Ini karena setiap umat manusia memiliki martabat kemanusiaan yang dianugerahkan
Tuhan kapadanya sejak lahir.
Munculnya hak asasi manusia
sesungguhnuya merupakan akibat tidak langsung penjajahan, perbudakan,
ketidakadilan, dan kezaliman (tirani) yang banyak terjadi dalam sejarah kehidupan
umat manusia.
Dengan demikian, kita harus mnyadari
bahwa masalah hak asasi manusia adalah masalah bersama yang menuntut
partisipasi aktif untuk menghargai dan melindunginya demi kelangsungan
kehidupan manusia yang berdab.
I.
PEMAJUAN,
PENGHORMATAN, DAN PENEGAKAN HAM
A.
Pengertian
HAM
Istilah “hak
asasi manusia” merupakan terjemahan dari Droits
de L’homme (Perancis), human rights
(Inggris), dan meselijke rechten
(Belanda).
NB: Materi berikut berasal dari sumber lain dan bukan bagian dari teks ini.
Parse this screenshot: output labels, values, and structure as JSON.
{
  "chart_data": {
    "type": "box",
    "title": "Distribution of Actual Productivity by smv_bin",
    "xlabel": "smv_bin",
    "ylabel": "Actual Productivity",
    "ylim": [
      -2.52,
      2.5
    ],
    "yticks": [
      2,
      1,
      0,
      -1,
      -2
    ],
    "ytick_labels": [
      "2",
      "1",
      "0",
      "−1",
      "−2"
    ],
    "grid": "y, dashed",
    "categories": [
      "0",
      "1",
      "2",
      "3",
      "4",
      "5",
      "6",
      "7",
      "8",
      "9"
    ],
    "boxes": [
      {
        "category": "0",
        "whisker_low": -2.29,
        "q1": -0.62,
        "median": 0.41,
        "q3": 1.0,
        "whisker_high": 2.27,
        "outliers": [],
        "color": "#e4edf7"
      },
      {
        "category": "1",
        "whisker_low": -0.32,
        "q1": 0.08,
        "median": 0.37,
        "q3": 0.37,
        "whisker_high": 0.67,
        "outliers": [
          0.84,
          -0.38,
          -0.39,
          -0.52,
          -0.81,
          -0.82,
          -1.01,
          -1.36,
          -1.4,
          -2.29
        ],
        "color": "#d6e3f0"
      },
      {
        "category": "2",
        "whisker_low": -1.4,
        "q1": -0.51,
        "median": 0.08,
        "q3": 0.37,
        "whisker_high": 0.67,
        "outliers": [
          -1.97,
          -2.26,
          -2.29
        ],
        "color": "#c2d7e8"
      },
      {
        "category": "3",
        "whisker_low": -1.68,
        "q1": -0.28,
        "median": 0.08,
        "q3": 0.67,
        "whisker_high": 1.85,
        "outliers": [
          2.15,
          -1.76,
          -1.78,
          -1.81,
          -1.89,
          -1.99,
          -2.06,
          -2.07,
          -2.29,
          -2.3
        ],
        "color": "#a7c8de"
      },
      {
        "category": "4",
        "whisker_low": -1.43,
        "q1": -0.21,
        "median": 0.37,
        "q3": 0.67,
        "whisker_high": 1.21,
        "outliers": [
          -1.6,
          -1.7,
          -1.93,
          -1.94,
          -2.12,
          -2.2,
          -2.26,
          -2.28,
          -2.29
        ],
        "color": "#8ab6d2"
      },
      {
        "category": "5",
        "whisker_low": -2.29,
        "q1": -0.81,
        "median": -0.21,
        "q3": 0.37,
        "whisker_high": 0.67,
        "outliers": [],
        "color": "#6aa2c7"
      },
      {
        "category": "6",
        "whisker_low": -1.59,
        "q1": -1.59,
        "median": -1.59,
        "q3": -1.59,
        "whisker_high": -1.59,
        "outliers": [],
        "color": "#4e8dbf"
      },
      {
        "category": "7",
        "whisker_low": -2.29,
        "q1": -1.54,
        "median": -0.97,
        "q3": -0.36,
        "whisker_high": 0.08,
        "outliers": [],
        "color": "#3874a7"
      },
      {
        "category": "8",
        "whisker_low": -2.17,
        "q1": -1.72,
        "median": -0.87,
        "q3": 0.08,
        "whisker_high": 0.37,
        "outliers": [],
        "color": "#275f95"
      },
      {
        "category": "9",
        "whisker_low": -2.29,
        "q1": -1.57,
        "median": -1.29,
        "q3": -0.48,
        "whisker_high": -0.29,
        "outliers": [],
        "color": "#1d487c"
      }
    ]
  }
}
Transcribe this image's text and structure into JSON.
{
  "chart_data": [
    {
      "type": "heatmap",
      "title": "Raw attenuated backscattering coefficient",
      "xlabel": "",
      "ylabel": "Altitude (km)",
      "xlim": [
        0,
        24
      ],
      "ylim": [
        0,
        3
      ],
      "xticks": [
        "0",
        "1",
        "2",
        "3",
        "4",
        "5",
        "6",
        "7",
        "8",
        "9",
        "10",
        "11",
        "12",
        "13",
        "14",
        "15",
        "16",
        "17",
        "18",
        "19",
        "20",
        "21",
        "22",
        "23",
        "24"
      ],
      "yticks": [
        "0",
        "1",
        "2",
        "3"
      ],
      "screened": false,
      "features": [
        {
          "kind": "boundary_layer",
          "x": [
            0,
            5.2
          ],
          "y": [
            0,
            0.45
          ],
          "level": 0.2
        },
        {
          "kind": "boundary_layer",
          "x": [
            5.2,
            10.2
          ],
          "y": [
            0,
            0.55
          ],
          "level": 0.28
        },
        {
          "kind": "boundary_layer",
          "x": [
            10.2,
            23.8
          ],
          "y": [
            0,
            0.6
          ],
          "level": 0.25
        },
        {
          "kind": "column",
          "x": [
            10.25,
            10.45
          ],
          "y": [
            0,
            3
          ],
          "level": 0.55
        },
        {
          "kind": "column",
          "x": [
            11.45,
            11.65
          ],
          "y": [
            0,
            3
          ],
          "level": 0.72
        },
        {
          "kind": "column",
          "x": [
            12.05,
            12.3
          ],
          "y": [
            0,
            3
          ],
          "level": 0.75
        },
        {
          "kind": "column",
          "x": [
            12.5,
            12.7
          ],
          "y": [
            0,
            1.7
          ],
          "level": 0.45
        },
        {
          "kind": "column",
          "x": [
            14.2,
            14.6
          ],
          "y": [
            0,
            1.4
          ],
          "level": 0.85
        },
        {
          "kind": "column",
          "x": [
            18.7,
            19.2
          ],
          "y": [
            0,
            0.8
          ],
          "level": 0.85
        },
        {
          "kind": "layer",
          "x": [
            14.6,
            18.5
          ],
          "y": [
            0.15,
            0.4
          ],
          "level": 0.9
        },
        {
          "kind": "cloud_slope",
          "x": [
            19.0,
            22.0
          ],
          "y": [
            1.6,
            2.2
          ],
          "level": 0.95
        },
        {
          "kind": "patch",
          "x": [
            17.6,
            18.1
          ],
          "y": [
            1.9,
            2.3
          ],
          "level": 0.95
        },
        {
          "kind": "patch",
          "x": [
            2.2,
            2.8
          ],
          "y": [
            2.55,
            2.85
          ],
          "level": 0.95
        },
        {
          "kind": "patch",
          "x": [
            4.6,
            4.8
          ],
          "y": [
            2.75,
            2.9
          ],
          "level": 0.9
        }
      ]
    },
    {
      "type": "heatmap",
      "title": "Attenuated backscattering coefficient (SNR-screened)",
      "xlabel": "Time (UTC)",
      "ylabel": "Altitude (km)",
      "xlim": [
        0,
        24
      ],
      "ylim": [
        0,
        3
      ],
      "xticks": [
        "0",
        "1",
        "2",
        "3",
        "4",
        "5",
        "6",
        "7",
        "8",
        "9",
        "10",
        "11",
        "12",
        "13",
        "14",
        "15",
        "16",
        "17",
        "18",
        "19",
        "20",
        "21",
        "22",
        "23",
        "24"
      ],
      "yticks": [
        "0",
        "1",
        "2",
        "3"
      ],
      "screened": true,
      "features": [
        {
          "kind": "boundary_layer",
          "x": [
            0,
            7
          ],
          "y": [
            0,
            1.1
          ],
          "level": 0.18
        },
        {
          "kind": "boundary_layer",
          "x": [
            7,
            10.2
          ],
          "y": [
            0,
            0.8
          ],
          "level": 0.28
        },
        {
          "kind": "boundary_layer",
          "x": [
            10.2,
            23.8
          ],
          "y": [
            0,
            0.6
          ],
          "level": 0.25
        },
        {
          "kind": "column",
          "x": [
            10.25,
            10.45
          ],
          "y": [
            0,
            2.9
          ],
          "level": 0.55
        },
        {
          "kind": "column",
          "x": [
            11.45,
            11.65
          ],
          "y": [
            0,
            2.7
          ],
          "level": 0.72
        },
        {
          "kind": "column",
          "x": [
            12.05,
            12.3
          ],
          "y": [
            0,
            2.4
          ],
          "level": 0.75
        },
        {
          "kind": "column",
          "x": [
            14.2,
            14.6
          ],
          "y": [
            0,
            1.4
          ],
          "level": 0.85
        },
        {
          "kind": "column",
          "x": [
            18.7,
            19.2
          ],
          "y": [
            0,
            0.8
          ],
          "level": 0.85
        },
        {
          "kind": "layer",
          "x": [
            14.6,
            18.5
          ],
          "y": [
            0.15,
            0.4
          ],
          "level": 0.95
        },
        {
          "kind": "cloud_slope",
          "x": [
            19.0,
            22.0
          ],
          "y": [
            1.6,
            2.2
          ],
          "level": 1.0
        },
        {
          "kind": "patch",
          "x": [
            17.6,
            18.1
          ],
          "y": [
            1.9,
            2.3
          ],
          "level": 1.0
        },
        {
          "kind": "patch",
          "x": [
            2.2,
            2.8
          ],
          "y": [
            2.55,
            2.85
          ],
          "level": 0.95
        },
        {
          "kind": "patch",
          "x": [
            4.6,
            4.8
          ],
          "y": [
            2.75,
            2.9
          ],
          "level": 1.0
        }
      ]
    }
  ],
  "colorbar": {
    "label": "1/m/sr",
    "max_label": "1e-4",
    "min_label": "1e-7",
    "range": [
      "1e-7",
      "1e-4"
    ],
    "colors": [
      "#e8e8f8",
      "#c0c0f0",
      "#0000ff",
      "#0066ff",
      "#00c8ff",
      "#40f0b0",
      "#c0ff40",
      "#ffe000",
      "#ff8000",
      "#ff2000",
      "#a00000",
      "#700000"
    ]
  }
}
Di Indonesia hak asasi pada umumnya lebih dikenal dengan istilah
“hak-hak asasi” sebagai terjemahan dari basic
rights (Inggris), dan grondrechten (Belanda), atau bisa juga
disebut sebagai hak-hak fundamental (fundamental
rights, civil rights).
Berikut ini
beberapa pendapat mengenai Hak Asasi Manusia:
1. John
Locke (Two Treaties on Civil Government)
Hak asasi manusia adalah hak yang
dibawa sejak lahir yang secara kodrati melekat pada setiap manusia dan tidak
dapat diganggu gugat (bersifat mutlak).
2. Prof.
Mr. Koentjoro Poerbopranoto
Hak asasi adalah hak yang bersifat
asasi. Artinya, hak-hak yang dimiliki manusia menurut kodratnya yang tidak
dapat dipisahkandari hakikatnya sehingga sifatnya suci.
3. David
Beetham dan Kevin Boyle
Hak asasi manusia dan kebebasan
fundamental adalah adalah hak-hak individual yang berasal dari
kebutuhan-kebutuhan serta kapasitas-kapasitas manusia.
4. C.
de Rover
Hak asasi manusia adalah hak hokum
yang dimiliki setiap orang sebagai manusia hak-hak tersebut bersifat universal
dan dimiliki setiap orang
5. UU
Nomor 39 Tahun 1999
Hak asasi manusia adalah
seperangkat hak yang melekat pada hakikat dan keberadaan manusia sebagai mahluk
Tuhan Yang Maha Esa dan merupakan augerah-Nya yang wajib dihormati, dijunjung
tinggi, dan dilindungi oleh hukum negara, hukum pemerintah, dan setiap orang
demi kehormatan serta perlindungan harkat dan martabat manusia.